"Uçmayı öğrenmeden
göçmeye mecbur kalmış
bir kuş gibi kalbimiz..."(Cahit ZARİFOĞLU)
🦌
___________________
Başım çatlıyordu. Kafamı kaldıramıyordum. Zil sesini duyuyordum ama gücüm yoktu. Zorla gözümü açıp etrafa baktım. Ben en son Sudelerdeydim nasıl geldim odama. Korkuyla kalkıp etrafıma bakındım. Zil çalmaya devam ediyordu. Telefonumu yanıma alıp salona doğru yürüdüm saat üç olmuştu. Ölü uykusuna yatmıştım sanırım. Kapıyı açtığımda karşımda Mert, Adem, Zeynep, Demir, Sude vardı. Arkalarında da daha önce görmediğime emin olduğum biri duruyordu. Zeynep ve Sude başını tutuyor ve kafalarını kaldırmıyorlardı. Mert yüzüme bakıyordu.
"Ee içeri alacak mısın?" Şaşkınlıktan öyle kalmıştım. Tepki veremiyordum.
"Tabi ben ah geçin." Konuşunca başıma ağrı giriyordu. Hepsi salona geçince bende arkalarından ilerledim. Zeynep Demir'in omzuna, Sude ise Adem'in omzuna kafasını koymuş uyur gibiydiler.
"Günaydınn Ahu. Biz pattan geldik kusura bakma. Evin durumu pek iyi değildi. Bizde buraya kaçalım dedik." Adem'in dedikleriyle geceyi hatırlamaya çalışıyordum ama tek hatırladığım Kübra'nın telefonla konuşmasıydı. Sahi o neredeydi?
"Abiii" Kübra arkamdan gelmiş ben gibi kapı da duruyordu. Kübra evde miydi?
"Oh ekip tamamlandı." Kübra da başını tutarak bana bakıyordu. Ona fısıldayarak 'bir şey hatırlamıyorum ben' dedim.
"Abi ne zaman geldiniz siz?""Bu sabah geldik Kübracım. Sizi bulamayınca da yukarı çıkalım dedik. Sen burada mı kaldın?"
"Aa evet abi. Ahu çok sıkılmış tek ben onla kaldım." Mert sinirle gülerek ayağa kalktı.
"Ahu öyle mi?" Hiçbir şey hatırlamıyordum ama Kübra'nın hatırladığını düşünerek kafamı salladım. Bu sefer hepsi gülmeye başladı. Ama onlar Mert gibi değil eğlenir gibiydiler. Kendi aralarında konuşmaya başlayınca Kübra ile birbirimize bakıp ne olduğunu anlamaya çalıştık. Ama artık sinirleniyordum.
"Biri bana ne olduğunu anlatabilir mi?""Ben anlatayım." Mert Kaan'ın yanında oturan kişiye baktım.
"Öncelikle Kerim ben. Dün akşam maçtan geldiğimizde aşağıda hepiniz kafayı bulmuştunuz. Mert Kübra ve seni sana getirdi. Bizde aşağıda kaldık." Kübraya baktığımda o da ben gibi şok içindeydi. Mert Kübra'ya sinirle bakıyordu. Kübra kafasını eğince gözlerini bana çevirdi. Gözlerindeki sinir gitmiş gibiydi. Daha çok ifadesiz ve anlamsız bakıyordu gözüme.
"Ben pek hatırlamıyorum.""Çok içmişsiniz ama aralarında en sağlamı sendin." Konuyu dağıtmak adına onlara gülerek baktım.
"Kahve içer misiniz?" Hepsi olur diyince Kübra'nın koluna girip mutfağa geçtim.
"Nolur bana bir şeyler hatırladığını söyle Kübra.""Ahu valla en son halay çektiğimizi hatırlıyorum.
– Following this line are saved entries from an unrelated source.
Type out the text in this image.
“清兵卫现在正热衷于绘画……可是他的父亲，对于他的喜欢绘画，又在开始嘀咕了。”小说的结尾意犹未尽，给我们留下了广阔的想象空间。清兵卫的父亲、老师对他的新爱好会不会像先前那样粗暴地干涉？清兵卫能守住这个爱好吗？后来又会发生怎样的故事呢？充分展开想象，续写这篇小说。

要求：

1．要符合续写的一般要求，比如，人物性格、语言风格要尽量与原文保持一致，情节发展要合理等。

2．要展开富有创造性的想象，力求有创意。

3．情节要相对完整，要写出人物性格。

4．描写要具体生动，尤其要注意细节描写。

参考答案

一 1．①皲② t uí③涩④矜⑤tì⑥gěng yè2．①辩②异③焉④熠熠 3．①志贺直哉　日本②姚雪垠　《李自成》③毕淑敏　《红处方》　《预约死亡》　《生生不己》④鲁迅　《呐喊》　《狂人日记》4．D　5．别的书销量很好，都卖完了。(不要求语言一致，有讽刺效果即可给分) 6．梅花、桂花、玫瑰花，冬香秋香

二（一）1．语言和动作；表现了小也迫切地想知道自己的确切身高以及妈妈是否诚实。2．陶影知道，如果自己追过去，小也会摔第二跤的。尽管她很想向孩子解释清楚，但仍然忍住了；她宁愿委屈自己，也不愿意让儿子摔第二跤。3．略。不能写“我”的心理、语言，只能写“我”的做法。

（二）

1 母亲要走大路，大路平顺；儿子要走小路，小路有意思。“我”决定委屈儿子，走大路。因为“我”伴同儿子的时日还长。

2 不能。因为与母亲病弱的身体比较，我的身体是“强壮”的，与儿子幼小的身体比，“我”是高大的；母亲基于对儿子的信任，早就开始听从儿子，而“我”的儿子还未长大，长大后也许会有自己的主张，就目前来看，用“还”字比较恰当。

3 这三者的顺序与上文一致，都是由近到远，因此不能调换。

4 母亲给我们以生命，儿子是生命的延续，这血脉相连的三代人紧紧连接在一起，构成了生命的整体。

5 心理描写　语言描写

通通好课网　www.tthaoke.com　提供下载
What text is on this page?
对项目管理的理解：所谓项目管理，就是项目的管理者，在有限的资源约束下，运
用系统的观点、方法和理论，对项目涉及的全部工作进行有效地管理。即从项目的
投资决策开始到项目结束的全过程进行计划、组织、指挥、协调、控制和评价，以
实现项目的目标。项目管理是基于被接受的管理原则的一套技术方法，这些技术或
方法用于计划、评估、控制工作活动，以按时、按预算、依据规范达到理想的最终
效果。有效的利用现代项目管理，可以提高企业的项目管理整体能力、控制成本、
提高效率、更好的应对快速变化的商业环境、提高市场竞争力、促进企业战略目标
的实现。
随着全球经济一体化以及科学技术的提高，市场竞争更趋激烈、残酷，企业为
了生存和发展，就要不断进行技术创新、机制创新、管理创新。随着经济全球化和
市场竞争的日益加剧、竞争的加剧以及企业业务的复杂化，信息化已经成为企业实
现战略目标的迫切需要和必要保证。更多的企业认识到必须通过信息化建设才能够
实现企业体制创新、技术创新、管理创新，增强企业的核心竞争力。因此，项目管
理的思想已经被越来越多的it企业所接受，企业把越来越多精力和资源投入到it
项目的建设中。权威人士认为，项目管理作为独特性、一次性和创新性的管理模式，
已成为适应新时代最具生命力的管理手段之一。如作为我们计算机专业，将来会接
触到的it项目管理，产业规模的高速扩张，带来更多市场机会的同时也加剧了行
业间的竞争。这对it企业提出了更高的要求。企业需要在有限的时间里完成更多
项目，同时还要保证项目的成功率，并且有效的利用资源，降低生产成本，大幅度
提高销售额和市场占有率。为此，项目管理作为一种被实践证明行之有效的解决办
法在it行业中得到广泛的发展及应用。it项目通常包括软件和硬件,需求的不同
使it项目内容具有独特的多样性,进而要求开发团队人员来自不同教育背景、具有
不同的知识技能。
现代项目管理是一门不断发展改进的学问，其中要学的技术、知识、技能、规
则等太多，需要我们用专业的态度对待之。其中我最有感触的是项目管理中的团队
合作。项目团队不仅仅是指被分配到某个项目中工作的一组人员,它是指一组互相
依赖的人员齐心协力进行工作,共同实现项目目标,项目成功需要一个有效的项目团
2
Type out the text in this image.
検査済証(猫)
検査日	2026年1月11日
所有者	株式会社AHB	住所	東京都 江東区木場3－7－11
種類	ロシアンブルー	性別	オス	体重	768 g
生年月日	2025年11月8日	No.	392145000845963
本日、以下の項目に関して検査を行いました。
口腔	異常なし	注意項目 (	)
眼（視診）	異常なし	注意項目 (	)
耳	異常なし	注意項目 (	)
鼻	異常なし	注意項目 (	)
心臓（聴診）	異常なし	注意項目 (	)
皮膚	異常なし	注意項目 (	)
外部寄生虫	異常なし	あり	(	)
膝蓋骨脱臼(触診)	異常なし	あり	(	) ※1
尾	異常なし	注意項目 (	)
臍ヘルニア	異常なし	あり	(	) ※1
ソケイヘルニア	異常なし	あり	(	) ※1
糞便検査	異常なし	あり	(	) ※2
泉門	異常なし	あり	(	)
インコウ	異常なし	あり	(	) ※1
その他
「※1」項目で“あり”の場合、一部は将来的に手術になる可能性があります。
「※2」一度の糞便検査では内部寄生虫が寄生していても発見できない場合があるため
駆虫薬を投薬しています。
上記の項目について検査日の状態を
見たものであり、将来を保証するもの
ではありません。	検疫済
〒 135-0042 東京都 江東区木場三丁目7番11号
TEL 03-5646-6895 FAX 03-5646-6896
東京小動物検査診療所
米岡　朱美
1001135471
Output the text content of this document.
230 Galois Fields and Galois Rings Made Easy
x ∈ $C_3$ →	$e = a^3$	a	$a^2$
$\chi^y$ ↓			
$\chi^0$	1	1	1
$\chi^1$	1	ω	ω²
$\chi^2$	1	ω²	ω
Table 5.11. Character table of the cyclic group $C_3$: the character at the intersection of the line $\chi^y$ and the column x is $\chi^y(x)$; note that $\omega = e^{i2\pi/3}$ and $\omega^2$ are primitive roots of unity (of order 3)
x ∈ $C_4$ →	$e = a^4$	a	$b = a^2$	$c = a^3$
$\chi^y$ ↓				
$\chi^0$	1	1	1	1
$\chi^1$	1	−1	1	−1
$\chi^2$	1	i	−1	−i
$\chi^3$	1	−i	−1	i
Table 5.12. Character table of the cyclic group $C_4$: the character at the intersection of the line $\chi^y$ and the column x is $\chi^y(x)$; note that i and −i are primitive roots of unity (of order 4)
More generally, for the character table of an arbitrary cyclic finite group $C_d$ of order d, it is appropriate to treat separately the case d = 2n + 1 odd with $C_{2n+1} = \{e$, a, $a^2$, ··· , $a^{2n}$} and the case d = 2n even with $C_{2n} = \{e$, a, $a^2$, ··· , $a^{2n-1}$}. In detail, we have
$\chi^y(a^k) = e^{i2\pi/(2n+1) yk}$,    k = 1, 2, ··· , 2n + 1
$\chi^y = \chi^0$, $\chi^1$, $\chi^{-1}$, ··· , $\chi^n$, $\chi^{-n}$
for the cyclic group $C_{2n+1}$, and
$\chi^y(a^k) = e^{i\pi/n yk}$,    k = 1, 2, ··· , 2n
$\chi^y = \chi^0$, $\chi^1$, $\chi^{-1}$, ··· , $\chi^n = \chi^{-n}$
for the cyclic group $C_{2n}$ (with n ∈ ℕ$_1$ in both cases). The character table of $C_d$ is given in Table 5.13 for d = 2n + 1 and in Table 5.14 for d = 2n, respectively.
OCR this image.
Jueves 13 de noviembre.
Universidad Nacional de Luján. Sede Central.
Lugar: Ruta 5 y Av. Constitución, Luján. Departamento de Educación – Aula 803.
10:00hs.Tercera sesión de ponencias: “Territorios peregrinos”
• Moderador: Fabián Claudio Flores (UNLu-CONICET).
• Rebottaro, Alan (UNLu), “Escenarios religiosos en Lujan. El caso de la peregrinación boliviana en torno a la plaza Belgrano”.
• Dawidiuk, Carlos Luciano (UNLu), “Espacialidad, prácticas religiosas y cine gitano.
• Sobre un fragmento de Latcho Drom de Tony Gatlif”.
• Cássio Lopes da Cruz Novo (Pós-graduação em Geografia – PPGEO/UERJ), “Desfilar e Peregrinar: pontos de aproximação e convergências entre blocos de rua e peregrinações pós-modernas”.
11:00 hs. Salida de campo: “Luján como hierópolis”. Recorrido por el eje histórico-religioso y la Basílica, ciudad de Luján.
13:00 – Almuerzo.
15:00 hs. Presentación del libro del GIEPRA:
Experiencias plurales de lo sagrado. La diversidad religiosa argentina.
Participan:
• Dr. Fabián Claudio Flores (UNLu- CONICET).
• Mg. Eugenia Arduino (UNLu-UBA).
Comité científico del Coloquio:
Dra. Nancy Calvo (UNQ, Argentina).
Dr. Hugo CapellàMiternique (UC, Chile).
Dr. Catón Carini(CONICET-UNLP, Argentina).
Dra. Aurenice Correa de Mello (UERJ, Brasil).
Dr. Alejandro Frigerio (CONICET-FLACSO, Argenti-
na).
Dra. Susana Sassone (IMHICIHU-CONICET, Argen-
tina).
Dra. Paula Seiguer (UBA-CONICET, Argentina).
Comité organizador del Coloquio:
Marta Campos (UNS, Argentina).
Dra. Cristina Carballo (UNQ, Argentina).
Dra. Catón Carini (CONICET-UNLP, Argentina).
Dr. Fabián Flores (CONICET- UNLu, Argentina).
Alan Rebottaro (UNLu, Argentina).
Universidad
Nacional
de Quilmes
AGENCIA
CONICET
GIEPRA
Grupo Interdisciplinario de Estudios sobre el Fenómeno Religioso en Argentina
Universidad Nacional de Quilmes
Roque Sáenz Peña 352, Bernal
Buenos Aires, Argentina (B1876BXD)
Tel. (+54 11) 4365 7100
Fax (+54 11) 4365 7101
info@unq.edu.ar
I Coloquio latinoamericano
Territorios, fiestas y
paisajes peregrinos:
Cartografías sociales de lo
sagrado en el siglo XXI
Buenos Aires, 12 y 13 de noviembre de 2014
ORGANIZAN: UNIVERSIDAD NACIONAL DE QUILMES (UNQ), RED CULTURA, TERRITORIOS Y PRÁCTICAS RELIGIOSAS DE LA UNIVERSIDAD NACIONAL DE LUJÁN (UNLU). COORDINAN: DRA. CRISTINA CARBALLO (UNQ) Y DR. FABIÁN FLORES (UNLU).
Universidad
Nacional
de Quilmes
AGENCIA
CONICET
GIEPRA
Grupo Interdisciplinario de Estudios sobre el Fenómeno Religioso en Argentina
Başka bir şey yok."
"Rezil olduk Kübra."
"Off Kerim de gelmiş." Sonra ne dediğini fark ederek "yani Kerim abi hala başım dönüyor da."
"Şu kahveleri içelim geliriz kendimize." Kahveleri yaparken üzerime hiç dikkat bakmadığımı fark ettim. Dün aşağı indiğim kıyafetler duruyordu. Şortum fazlasıyla kısa olduğu için kahve işini Kübra'ya bırakıp üzerimi değiştirmeye gittim. Hiçbir şey hatırlamıyordum. Yine kendimi kaybetmiştim.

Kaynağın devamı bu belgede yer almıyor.